US federal judge rules John Wiley & Sons, Inc. committed copyright infringement  
For decades, our client, professional photographer Tom Bean, licensed photographs to John Wiley & Sons for use in its textbooks.  Tom asked us to find out whether Wiley was using his images beyond the permissions he granted.  After Wiley was required to disclose its uses in response to our discovery requests, we filed a motion for summary judgment on 108 copyright infringement claims.  On March 30, 2012, Federal Judge Martone in the District of Arizona granted our motion and ruled as a matter of law that Wiley committed copyright infringement in all 108 instances.

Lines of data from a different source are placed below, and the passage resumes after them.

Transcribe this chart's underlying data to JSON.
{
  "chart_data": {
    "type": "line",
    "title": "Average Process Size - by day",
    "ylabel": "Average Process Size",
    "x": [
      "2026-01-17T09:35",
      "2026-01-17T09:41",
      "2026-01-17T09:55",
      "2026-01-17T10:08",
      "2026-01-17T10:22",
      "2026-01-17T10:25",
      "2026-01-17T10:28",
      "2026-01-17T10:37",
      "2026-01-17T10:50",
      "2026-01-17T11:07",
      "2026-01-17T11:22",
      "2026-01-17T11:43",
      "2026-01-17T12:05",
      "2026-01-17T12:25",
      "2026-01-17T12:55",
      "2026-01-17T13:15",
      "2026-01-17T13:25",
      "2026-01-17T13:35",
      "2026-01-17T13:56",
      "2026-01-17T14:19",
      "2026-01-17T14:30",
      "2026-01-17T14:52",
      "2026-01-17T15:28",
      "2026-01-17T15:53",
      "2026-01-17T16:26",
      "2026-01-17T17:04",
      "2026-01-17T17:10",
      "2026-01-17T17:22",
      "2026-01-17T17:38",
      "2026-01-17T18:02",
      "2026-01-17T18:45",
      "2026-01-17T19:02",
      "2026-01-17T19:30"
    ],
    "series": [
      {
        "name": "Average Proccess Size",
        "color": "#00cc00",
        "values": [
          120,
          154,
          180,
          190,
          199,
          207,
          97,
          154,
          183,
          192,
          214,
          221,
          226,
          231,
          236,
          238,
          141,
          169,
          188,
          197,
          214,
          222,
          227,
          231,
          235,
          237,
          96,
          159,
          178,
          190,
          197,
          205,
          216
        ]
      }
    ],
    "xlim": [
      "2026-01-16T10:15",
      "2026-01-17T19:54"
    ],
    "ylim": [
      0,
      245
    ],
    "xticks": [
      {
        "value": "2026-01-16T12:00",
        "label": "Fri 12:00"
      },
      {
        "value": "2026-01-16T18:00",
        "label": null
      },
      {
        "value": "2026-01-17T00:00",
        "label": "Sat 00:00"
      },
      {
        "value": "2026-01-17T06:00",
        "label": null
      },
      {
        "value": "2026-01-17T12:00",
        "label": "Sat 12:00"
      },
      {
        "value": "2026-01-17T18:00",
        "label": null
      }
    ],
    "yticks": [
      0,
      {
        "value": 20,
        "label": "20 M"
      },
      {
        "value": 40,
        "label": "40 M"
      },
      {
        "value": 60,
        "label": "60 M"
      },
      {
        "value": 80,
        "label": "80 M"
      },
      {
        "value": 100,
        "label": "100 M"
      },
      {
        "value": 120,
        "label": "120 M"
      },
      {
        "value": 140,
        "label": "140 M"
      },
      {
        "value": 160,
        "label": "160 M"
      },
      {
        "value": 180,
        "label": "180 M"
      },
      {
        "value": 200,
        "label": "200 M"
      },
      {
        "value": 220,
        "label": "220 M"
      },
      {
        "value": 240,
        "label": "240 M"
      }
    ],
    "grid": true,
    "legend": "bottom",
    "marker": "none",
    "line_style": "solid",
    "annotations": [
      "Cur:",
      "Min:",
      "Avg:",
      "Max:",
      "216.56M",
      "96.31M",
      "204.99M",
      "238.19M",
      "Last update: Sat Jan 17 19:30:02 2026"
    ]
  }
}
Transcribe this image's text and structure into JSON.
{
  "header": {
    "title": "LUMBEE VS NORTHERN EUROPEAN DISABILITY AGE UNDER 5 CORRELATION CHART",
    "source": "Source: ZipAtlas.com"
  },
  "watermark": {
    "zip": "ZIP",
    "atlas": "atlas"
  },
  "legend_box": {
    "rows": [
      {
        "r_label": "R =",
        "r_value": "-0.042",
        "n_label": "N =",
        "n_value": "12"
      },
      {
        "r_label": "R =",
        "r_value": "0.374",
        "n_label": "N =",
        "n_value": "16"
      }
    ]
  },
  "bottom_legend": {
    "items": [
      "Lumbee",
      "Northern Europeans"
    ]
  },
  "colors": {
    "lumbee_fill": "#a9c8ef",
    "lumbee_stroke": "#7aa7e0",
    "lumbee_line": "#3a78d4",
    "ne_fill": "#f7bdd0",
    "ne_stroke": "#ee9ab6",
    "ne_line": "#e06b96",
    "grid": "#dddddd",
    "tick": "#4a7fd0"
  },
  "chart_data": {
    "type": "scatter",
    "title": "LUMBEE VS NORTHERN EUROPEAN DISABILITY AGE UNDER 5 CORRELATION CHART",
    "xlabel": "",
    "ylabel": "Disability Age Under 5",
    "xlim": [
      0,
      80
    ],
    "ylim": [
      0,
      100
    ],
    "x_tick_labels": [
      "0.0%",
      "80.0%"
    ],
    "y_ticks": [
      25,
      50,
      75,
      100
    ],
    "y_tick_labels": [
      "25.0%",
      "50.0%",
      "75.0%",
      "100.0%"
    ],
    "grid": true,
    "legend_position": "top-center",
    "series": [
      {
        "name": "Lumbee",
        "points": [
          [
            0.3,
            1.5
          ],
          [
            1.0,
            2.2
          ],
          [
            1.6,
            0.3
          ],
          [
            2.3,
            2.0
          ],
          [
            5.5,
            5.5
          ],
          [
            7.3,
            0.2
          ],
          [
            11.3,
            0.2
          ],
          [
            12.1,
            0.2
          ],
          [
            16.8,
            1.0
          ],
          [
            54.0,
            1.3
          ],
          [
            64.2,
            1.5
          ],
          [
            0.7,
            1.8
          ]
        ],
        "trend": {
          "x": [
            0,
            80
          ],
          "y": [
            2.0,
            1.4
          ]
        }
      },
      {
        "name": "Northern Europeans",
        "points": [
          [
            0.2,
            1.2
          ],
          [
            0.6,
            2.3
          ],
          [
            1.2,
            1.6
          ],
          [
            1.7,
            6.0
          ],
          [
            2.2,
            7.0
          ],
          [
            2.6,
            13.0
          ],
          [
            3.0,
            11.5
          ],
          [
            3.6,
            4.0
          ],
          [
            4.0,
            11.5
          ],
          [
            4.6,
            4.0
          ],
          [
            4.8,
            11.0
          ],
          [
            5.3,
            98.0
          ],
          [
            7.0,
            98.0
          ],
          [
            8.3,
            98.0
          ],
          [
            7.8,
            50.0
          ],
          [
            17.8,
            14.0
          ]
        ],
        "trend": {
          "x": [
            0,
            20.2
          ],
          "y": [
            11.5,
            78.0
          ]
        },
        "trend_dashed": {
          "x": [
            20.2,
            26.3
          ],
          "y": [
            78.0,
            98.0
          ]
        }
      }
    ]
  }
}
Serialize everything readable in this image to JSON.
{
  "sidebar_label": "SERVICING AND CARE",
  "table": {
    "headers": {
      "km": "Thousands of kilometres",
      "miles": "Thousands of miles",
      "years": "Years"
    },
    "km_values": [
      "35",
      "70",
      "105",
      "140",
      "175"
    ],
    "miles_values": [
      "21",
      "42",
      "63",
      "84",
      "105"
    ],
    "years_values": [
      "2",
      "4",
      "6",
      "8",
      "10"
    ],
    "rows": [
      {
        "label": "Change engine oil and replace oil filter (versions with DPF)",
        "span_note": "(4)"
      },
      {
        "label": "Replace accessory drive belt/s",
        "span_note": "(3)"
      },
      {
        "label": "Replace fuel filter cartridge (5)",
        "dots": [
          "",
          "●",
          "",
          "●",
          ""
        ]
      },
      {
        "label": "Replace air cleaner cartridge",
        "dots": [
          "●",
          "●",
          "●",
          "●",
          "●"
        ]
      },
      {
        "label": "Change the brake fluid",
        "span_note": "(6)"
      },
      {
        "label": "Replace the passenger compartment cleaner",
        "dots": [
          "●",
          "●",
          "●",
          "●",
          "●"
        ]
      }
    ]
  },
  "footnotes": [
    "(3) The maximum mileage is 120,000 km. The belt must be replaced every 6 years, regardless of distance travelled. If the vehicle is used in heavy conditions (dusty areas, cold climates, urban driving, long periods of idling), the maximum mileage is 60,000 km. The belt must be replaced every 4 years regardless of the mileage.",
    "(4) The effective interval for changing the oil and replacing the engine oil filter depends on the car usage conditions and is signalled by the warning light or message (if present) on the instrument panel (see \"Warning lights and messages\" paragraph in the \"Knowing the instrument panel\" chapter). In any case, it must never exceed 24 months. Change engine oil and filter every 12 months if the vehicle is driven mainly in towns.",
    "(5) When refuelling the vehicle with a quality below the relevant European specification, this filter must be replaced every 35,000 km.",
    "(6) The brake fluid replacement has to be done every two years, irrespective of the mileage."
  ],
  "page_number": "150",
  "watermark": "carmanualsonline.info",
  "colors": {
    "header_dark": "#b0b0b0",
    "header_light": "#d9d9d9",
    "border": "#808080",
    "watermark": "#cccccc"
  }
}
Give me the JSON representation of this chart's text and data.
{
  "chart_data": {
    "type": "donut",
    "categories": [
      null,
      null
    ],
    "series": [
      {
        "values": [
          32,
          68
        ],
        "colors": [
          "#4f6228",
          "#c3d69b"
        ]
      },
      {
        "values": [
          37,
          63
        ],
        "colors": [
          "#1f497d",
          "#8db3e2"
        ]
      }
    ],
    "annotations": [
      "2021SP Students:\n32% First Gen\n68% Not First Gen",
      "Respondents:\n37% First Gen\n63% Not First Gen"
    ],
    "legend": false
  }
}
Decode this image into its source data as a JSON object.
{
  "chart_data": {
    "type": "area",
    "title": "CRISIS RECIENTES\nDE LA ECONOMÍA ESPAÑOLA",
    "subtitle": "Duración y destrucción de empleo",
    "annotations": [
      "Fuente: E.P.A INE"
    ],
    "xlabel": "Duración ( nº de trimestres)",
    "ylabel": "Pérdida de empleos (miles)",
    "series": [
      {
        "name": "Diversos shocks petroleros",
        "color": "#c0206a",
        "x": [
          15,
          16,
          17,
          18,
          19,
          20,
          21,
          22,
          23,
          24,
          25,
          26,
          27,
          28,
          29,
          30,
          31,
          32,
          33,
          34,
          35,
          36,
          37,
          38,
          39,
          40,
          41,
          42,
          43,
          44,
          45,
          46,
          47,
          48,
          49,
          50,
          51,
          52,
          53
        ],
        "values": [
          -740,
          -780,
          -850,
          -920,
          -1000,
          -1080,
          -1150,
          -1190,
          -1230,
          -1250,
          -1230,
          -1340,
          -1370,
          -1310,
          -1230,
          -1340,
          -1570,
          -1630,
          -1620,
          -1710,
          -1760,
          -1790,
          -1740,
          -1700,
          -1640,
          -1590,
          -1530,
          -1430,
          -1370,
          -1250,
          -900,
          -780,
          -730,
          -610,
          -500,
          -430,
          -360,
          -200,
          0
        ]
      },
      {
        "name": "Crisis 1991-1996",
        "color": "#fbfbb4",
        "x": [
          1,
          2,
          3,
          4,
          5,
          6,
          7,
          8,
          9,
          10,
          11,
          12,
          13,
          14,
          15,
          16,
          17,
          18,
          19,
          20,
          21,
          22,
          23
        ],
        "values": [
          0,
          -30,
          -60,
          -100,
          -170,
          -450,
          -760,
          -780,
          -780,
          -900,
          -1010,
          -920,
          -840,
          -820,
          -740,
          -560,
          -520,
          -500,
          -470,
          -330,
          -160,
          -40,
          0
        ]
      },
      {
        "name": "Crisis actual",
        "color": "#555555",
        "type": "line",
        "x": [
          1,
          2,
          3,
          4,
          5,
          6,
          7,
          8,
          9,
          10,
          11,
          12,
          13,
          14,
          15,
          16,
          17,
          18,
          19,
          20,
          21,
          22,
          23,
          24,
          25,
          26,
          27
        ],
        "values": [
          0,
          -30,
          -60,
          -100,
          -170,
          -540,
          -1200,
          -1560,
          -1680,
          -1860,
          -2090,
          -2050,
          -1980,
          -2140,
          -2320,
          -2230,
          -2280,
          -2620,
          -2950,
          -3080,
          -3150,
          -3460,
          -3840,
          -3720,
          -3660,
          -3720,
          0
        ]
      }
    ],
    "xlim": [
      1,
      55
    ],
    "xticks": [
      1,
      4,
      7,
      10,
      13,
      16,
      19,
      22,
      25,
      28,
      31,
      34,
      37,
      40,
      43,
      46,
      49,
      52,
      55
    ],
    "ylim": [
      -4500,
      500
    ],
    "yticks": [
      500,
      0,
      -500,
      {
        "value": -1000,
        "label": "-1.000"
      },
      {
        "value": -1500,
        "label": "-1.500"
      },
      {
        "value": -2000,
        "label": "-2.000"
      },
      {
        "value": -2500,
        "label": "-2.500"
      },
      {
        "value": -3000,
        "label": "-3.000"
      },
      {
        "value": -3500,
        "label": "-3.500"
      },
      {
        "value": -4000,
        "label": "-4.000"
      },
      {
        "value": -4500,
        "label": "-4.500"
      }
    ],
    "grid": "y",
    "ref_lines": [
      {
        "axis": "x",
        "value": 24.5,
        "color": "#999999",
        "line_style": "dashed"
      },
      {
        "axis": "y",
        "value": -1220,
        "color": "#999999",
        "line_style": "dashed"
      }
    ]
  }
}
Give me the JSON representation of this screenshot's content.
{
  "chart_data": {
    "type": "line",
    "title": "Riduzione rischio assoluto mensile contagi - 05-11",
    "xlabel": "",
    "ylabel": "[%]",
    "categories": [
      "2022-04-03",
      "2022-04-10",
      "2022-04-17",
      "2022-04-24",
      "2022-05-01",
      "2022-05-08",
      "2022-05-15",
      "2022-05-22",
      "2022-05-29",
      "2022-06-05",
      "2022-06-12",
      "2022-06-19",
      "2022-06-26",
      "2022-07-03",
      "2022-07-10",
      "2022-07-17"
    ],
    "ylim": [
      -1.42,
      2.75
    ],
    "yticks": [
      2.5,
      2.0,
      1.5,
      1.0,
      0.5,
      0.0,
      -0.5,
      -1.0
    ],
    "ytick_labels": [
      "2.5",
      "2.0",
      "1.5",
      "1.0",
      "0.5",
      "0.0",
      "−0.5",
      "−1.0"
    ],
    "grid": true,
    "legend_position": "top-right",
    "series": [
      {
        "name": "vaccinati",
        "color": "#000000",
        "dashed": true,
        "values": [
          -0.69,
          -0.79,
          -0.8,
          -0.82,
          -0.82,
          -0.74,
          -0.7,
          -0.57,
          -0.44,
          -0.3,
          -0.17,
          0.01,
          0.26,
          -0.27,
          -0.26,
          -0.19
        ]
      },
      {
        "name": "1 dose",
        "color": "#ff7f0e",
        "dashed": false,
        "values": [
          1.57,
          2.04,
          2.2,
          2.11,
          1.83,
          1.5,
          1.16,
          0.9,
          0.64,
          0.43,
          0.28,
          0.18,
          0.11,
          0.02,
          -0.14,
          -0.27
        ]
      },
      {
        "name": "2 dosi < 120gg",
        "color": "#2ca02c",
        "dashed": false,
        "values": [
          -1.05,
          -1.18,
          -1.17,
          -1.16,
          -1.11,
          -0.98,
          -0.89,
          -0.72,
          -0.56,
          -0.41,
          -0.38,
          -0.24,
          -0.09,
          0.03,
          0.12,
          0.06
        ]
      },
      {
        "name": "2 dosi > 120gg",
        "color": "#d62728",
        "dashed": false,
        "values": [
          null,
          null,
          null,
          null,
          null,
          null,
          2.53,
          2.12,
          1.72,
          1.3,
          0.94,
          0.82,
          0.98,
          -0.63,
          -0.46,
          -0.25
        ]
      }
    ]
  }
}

US federal judge rules Pearson Education, Inc. committed copyright infringement 
Our clients, photographers Tom Bean and Dr. Dennis Kunkel, licensed images to Pearson Education for use in its textbooks.  After Pearson secured limited licenses, Pearson ignored these limits, thereby committing copyright   infringement.  To add insult to injury, Pearson often knew - at the very time it was asking for limited rights  - that its actual uses would far exceed the rights it was requesting.

For example, we established that In August 2005 Pearson requested permission from Bean to include two of his photographs in Scott Foresman Science, Grade 3, and Bean granted permission to reproduce up to 200,000 copies of the text.  By April 2009, Pearson had already reproduced 354,847 copies.  In November 2009, Pearson sought permission to print an additional 100,000 copies of Bean’s photographs in that textbook in the future.  Before granting permission for the extension, Bean asked Pearson to verify that the “current number of copies that have been produced is less than 200,000 copies including e-books, and that the distribution was in North America only.”  Pearson’s representative confirmed that “Yes that is correct.”  Based on this representation, Bean granted the extension for an additional 100,000 copies for a fee of 50% of the original licensing fee.  In all, Pearson printed 719,191copies of the text, despite having licensed only 300,000 copies from Bean.

On our clients’ behalf, Harmon & Seidman filed a complaint against Pearson, alleging copyright infringement and fraud.  After discovery revealed the full scope of Pearson’s misconduct, we filed a motion for summary judgment on 418 copyright infringement claims.  Pearson filed a motion to have the fraud claims dismissed.  On June 11, 2013, Federal Judge Rosenblatt in the District of Arizona granted our motion and ruled as a matter of law that Pearson committed copyright infringement in all 418 instances.  The Judge also denied Pearson’s motion to dismiss the fraud claims, holding that “A reasonable jury could find that Pearson, when it agreed to the numerical and geographical limits set forth in the invoices and request letters, knew that it would exceed those limits.”